Improved asset quality and lower expenses lifted Columbia Banking System (COLB) in the first quarter.
Earnings at the $4.9 billion-asset company rose 37% from a year earlier, to $12.2 million, or 31 cents per share.
Columbia's loan portfolio grew 9.7% year over year, to $2.6 billion, but net interest income fell 20.1% from a year earlier, to $53.5 million, due to lower accretion on loans acquired in failed-bank deals. The net interest margin compressed 1.61 percentage points year over year, to 5.06%.
Noninterest expense fell 14% from a year earlier, to $38 million, primarily as a result of fewer real estate-related write-downs. The company's efficiency ratio improved 2.8 percentage points, to 68.68%.

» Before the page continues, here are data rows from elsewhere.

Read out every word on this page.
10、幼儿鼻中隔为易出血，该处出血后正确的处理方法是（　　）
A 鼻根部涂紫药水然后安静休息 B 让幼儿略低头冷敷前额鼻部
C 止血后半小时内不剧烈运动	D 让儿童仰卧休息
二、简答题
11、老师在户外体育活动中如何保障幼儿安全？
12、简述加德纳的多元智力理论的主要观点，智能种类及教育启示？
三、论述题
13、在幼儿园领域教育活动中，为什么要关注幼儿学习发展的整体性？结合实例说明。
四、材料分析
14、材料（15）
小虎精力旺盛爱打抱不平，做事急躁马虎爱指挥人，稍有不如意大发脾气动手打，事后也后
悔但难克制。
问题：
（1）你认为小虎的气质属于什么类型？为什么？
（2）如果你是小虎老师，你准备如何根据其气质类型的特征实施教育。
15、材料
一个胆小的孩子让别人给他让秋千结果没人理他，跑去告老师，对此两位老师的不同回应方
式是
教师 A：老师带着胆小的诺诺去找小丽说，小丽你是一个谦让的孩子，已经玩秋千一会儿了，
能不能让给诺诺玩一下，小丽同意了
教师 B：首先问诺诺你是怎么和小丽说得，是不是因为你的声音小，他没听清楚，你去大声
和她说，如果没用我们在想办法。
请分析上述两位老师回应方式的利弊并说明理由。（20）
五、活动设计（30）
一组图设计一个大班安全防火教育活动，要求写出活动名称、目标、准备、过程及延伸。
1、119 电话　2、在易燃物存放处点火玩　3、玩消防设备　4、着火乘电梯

The provision for loan losses fell 77.8% from a year earlier, to $1 million, as credit quality improved. The company recorded chargeoffs of $125,000, compared with chargeoffs of $5.3 million in the first quarter of 2012.
"The results for the quarter reflect our emphasis on strategic initiatives to further improve our core performance measures," Melanie Dressel, Columbia's chief executive, said in a press release.
Noninterest income fell 82% from a year earlier, to $1.7 million, primarily because of a lower reimbursement from the Federal Deposit Insurance Corp. for losses on loans Columbia has acquired from failed banks.
Columbia has acquired eight banks in the past six years, many of them failed institutions. On April 1, Columbia bought West Coast Bancorp, healthy institution in Lake Oswego, Ore., for $506 million in cash and stock.